シフトパターンはメーカーごとに自由に決めることができる
世界的な電動化トレンドにおいて、言うまでもなく少数派なのがマニュアルトランスミッション(MT)車だ。
実際、電気自動車では多段変速機を搭載していてもオートマチックで変速するようになっているし、ハイブリッドカーでもエンジンとモーターの出力をミックスするようなタイプでは構造的にマニュアル変速というのはあり得ない。
カーボンニュートラル、ゼロエミッションという目標に向かい、純エンジン車が減っていることもあって、将来的には消えてしまうメカニズムといっても過言ではない。
さらに日本ではAT(オートマチックトランスミッション)限定免許が存在していることもあり、MTが運転できる免許を持っていたとしても、めったにMTを見かけない、運転しないというドライバーも増えていることだろう。
そうしてまれに見かけるMTを運転するような機会があると、おそらく戸惑ってしまうのがR(リバース・後退)シフトの位置だろう。多くの5速MTでは5速の下(右ハンドルの運転席から見ると手前側となる右下)にRがあるだろうが、6速MTになるとしっかりとシフトパターン表記で確認しないと、どこにRがあるのかはわからない。
シフトパターンが車両ごとに異なるのは非常に紛らわしく、またドライビングミスを誘発するようにも感じる。では、なんらかのルールで決まっていたりはしないのだろうか。
保安基準を調べてみても、ハンドルの中心から500mm以内にシフト操作部が配置されていればいいとされているのみで、シフトパターン(変速段ごとの操作位置)については規定がない。シフトパターンが容易に識別できるようにしておけばいいとされているのみだ。

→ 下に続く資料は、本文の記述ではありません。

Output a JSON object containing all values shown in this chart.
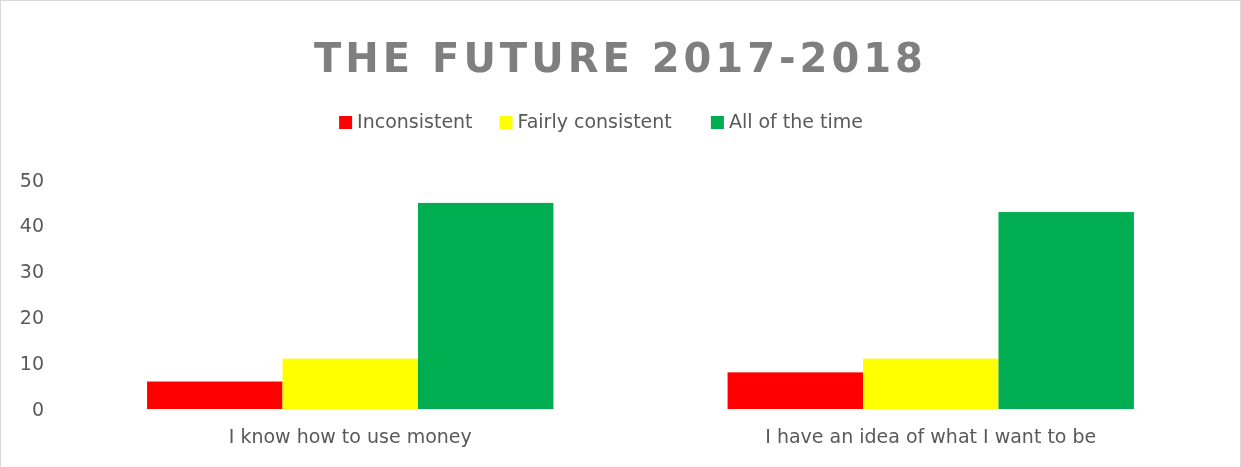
{
  "chart_data": {
    "type": "bar",
    "title": "THE FUTURE 2017-2018",
    "categories": [
      "I know how to use money",
      "I have an idea of what I want to be"
    ],
    "series": [
      {
        "name": "Inconsistent",
        "color": "#ff0000",
        "values": [
          6,
          8
        ]
      },
      {
        "name": "Fairly consistent",
        "color": "#ffff00",
        "values": [
          11,
          11
        ]
      },
      {
        "name": "All of the time",
        "color": "#00ad50",
        "values": [
          45,
          43
        ]
      }
    ],
    "ylim": [
      0,
      50
    ],
    "yticks": [
      0,
      10,
      20,
      30,
      40,
      50
    ],
    "grid": false,
    "legend": "top"
  }
}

たとえば、トヨタ86では新旧モデルいずれも1速の左隣の右ハンドルでは遠いところにRシフトが位置している。一方、日産フェアレディZでは6速の右側にRがあったりする。そのほか、ランボルギーニ・ガヤルドは左ハンドルとしては体に近い位置となる2速の左側にRが置いてあるなどさまざまなパターンがある。

シフトパターンというのはメーカーが自由に決めることができるもので、共通の規則で決まっているものではない。すなわち、シフトパターンにおけるRの位置は統一されていない。

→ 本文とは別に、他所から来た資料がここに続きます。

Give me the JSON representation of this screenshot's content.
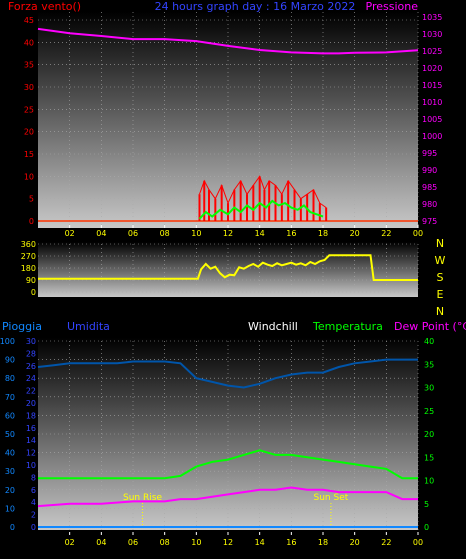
{
  "header_top": {
    "left_label": "Forza vento()",
    "title": "24 hours graph day : 16 Marzo 2022",
    "right_label": "Pressione"
  },
  "header_bottom": {
    "pioggia": "Pioggia",
    "umidita": "Umidita",
    "windchill": "Windchill",
    "temperatura": "Temperatura",
    "dewpoint": "Dew Point (°C)"
  },
  "markers": {
    "sunrise": "Sun Rise",
    "sunset": "Sun Set"
  },
  "colors": {
    "wind_speed": "#ff0000",
    "wind_avg": "#00ff00",
    "pressure": "#ff00ff",
    "direction": "#ffff00",
    "humidity": "#0055aa",
    "temperature": "#00ff00",
    "dewpoint": "#ff00ff",
    "rain": "#1188ff",
    "sun": "#ffff00",
    "tick_text": "#ffff00",
    "left_text": "#ff0000",
    "right_text": "#ff00ff"
  },
  "chart_data": [
    {
      "type": "line",
      "xticks": [
        "02",
        "04",
        "06",
        "08",
        "10",
        "12",
        "14",
        "16",
        "18",
        "20",
        "22",
        "00"
      ],
      "ylim_left": [
        0,
        45
      ],
      "yticks_left": [
        "0",
        "5",
        "10",
        "15",
        "20",
        "25",
        "30",
        "35",
        "40",
        "45"
      ],
      "ylim_right": [
        975,
        1035
      ],
      "yticks_right": [
        "975",
        "980",
        "985",
        "990",
        "995",
        "1000",
        "1005",
        "1010",
        "1015",
        "1020",
        "1025",
        "1030",
        "1035"
      ],
      "series": [
        {
          "axis": "right",
          "x": [
            0,
            2,
            4,
            6,
            8,
            10,
            12,
            14,
            16,
            18,
            19,
            20,
            22,
            24
          ],
          "y": [
            1031.5,
            1030.2,
            1029.4,
            1028.5,
            1028.5,
            1027.9,
            1026.5,
            1025.3,
            1024.6,
            1024.3,
            1024.3,
            1024.5,
            1024.6,
            1025.2
          ]
        },
        {
          "x": [
            10.2,
            10.5,
            10.8,
            11.2,
            11.6,
            12.0,
            12.4,
            12.8,
            13.2,
            13.6,
            14.0,
            14.3,
            14.6,
            15.0,
            15.4,
            15.8,
            16.2,
            16.6,
            17.0,
            17.4,
            17.8,
            18.2
          ],
          "y": [
            6,
            9,
            7,
            5,
            8,
            4,
            7,
            9,
            6,
            8,
            10,
            7,
            9,
            8,
            6,
            9,
            7,
            5,
            6,
            7,
            4,
            3
          ]
        },
        {
          "x": [
            10.2,
            10.6,
            11.0,
            11.5,
            12.0,
            12.4,
            12.8,
            13.2,
            13.6,
            14.0,
            14.4,
            14.8,
            15.2,
            15.6,
            16.0,
            16.4,
            16.8,
            17.2,
            17.6,
            18.0
          ],
          "y": [
            0.5,
            2,
            1,
            2.5,
            1.5,
            3,
            2,
            3.5,
            2.5,
            4,
            3,
            4.5,
            3.5,
            4,
            3,
            2.5,
            3.5,
            2,
            1.5,
            1
          ]
        }
      ]
    },
    {
      "type": "line",
      "ylim": [
        0,
        360
      ],
      "yticks": [
        "0",
        "90",
        "180",
        "270",
        "360"
      ],
      "compass": [
        "N",
        "W",
        "S",
        "E",
        "N"
      ],
      "series": [
        {
          "x": [
            0,
            10.1,
            10.3,
            10.6,
            10.9,
            11.2,
            11.5,
            11.8,
            12.1,
            12.4,
            12.7,
            13.0,
            13.3,
            13.6,
            13.9,
            14.2,
            14.5,
            14.8,
            15.1,
            15.4,
            15.7,
            16.0,
            16.3,
            16.6,
            16.9,
            17.2,
            17.5,
            17.8,
            18.1,
            18.4,
            19.0,
            20.0,
            21.0,
            21.2,
            22.0,
            24.0
          ],
          "y": [
            100,
            100,
            170,
            210,
            175,
            190,
            140,
            110,
            130,
            125,
            185,
            175,
            195,
            210,
            190,
            220,
            205,
            195,
            215,
            200,
            210,
            220,
            205,
            215,
            200,
            225,
            210,
            230,
            240,
            275,
            275,
            275,
            275,
            90,
            90,
            90
          ]
        }
      ]
    },
    {
      "type": "line",
      "yticks_left1": [
        "0",
        "10",
        "20",
        "30",
        "40",
        "50",
        "60",
        "70",
        "80",
        "90",
        "100"
      ],
      "yticks_left2": [
        "0",
        "2",
        "4",
        "6",
        "8",
        "10",
        "12",
        "14",
        "16",
        "18",
        "20",
        "22",
        "24",
        "26",
        "28",
        "30"
      ],
      "yticks_right": [
        "0",
        "5",
        "10",
        "15",
        "20",
        "25",
        "30",
        "35",
        "40"
      ],
      "series": [
        {
          "x": [
            0,
            1,
            2,
            3,
            4,
            5,
            6,
            7,
            8,
            9,
            10,
            11,
            12,
            13,
            14,
            15,
            16,
            17,
            18,
            19,
            20,
            21,
            22,
            23,
            24
          ],
          "y": [
            86,
            87,
            88,
            88,
            88,
            88,
            89,
            89,
            89,
            88,
            80,
            78,
            76,
            75,
            77,
            80,
            82,
            83,
            83,
            86,
            88,
            89,
            90,
            90,
            90
          ]
        },
        {
          "x": [
            0,
            2,
            4,
            6,
            8,
            9,
            10,
            11,
            12,
            13,
            14,
            15,
            16,
            17,
            18,
            19,
            20,
            21,
            22,
            23,
            24
          ],
          "y": [
            10.5,
            10.5,
            10.5,
            10.5,
            10.5,
            11,
            13,
            14,
            14.5,
            15.5,
            16.5,
            15.5,
            15.5,
            15,
            14.5,
            14,
            13.5,
            13,
            12.5,
            10.5,
            10.5
          ]
        },
        {
          "x": [
            0,
            2,
            4,
            6,
            8,
            9,
            10,
            11,
            12,
            13,
            14,
            15,
            16,
            17,
            18,
            19,
            20,
            21,
            22,
            23,
            24
          ],
          "y": [
            4.5,
            5,
            5,
            5.5,
            5.5,
            6,
            6,
            6.5,
            7,
            7.5,
            8,
            8,
            8.5,
            8,
            8,
            7.5,
            7.5,
            7.5,
            7.5,
            6,
            6
          ]
        },
        {
          "x": [
            0,
            24
          ],
          "y": [
            0,
            0
          ]
        }
      ],
      "sunrise_x": 6.6,
      "sunset_x": 18.5
    }
  ]
}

ハンドル位置が違ってもシフトは共通パターンは変わらない
では、メーカーごとになんらかのポリシーがあるかといえば、それも微妙だ。結論をいってしまえば、MTのシフトパターンには明確な理由はないというのが、多くのメーカーの見解だ。
とはいえ、オーソドックスな縦置き5速MTではトランスミッション内でシフトフォークによって動かされ、歯車をメインシャフトに固定することで変速を担うスリーブという部品が5速とRを切り替える設計のユニットもある。
その構造を見ると、直感的に5速の下にRを置くというのは自然な配置と感じることもあるが、それが全世界で共通の設計というわけではないのは、ご想像の通り。

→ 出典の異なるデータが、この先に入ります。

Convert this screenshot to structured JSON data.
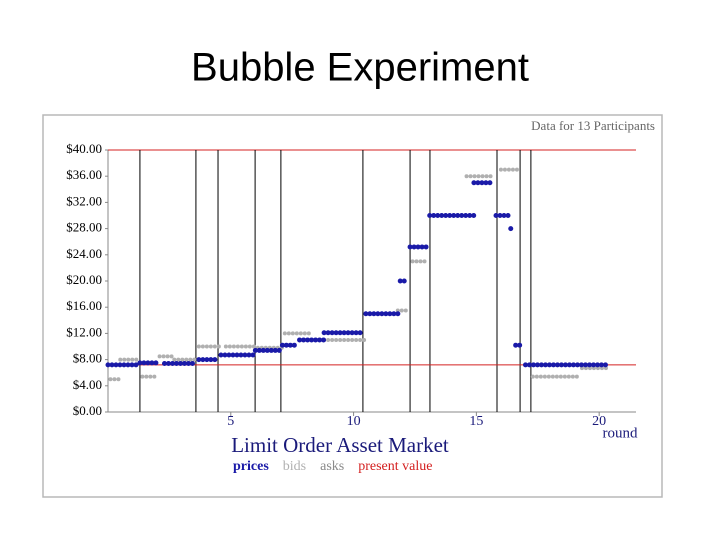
{
  "slide_title": "Bubble Experiment",
  "chart_data": {
    "type": "step",
    "subtitle": "Data for 13 Participants",
    "title": "Limit Order Asset Market",
    "x_label": "round",
    "xlim": [
      0,
      21.5
    ],
    "xticks": [
      5,
      10,
      15,
      20
    ],
    "ylim": [
      0,
      40
    ],
    "yticks": [
      {
        "value": 0,
        "label": "$0.00"
      },
      {
        "value": 4,
        "label": "$4.00"
      },
      {
        "value": 8,
        "label": "$8.00"
      },
      {
        "value": 12,
        "label": "$12.00"
      },
      {
        "value": 16,
        "label": "$16.00"
      },
      {
        "value": 20,
        "label": "$20.00"
      },
      {
        "value": 24,
        "label": "$24.00"
      },
      {
        "value": 28,
        "label": "$28.00"
      },
      {
        "value": 32,
        "label": "$32.00"
      },
      {
        "value": 36,
        "label": "$36.00"
      },
      {
        "value": 40,
        "label": "$40.00"
      }
    ],
    "round_breaks": [
      1.3,
      3.58,
      4.48,
      5.99,
      7.04,
      10.38,
      12.3,
      13.11,
      15.84,
      16.78,
      17.22
    ],
    "series": [
      {
        "name": "prices",
        "color": "#1a1aa8",
        "x_start": [
          0,
          1.3,
          2.3,
          3.7,
          4.6,
          6.0,
          7.1,
          7.8,
          8.8,
          10.5,
          11.9,
          12.3,
          13.1,
          14.9,
          15.8,
          16.4,
          16.6,
          17.0
        ],
        "x_end": [
          1.3,
          2.1,
          3.5,
          4.5,
          6.0,
          7.0,
          7.7,
          8.8,
          10.3,
          11.9,
          12.2,
          13.1,
          14.9,
          15.7,
          16.3,
          16.5,
          16.9,
          20.4
        ],
        "values": [
          7.2,
          7.5,
          7.4,
          8.0,
          8.7,
          9.4,
          10.2,
          11.0,
          12.1,
          15.0,
          20.0,
          25.2,
          30.0,
          35.0,
          30.0,
          28.0,
          10.2,
          7.2
        ]
      },
      {
        "name": "bids",
        "color": "#b0b0b0",
        "x_start": [
          0.1,
          0.5,
          1.4,
          2.1,
          2.7,
          3.7,
          4.8,
          6.1,
          7.2,
          8.8,
          11.8,
          12.4,
          14.6,
          16.0,
          17.3,
          19.3
        ],
        "x_end": [
          0.5,
          1.3,
          2.0,
          2.7,
          3.7,
          4.6,
          6.0,
          7.1,
          8.2,
          10.5,
          12.2,
          13.0,
          15.6,
          16.7,
          19.1,
          20.4
        ],
        "values": [
          5.0,
          8.0,
          5.4,
          8.5,
          8.0,
          10.0,
          10.0,
          9.8,
          12.0,
          11.0,
          15.5,
          23.0,
          36.0,
          37.0,
          5.4,
          6.7
        ]
      },
      {
        "name": "asks",
        "color": "#8a8a8a",
        "x_start": [],
        "x_end": [],
        "values": []
      }
    ],
    "present_value": {
      "name": "present value",
      "color": "#d42020",
      "value": 7.2
    }
  }
}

同じスバル車であってもアイシン製のMTを積むBRZではRは1速の左隣にあるが、すでに生産終了となっているWRX STIの富士機械製6速MTでは6速の右側にRがあった。

メーカーのポリシーというよりもトランスミッションサプライヤーの設計がシフトパターンに与える影響も無視できないという証拠のひとつだ。
そう思えば、設計とシフトパターンが無関係というわけではなさそうだ。
それにしても面白いのは、シフトパターンというのはハンドル位置が左右どちらであろうと変わらないこと。もしドライバーに近い側に1速を置くという考え方があれば、ハンドル位置によって左右対称にシフトパターンを変えても良さそうなものだが、そうした発想は広まらなかった。
日本ではウインカーレバーを右側に置くなど操作系が独自の進化を遂げたなかで、シフトパターンは左ハンドルのそれをそのまま受け継いだのは、ドライバーの慣れも含めて、そこに合理性があったからといえそうだ。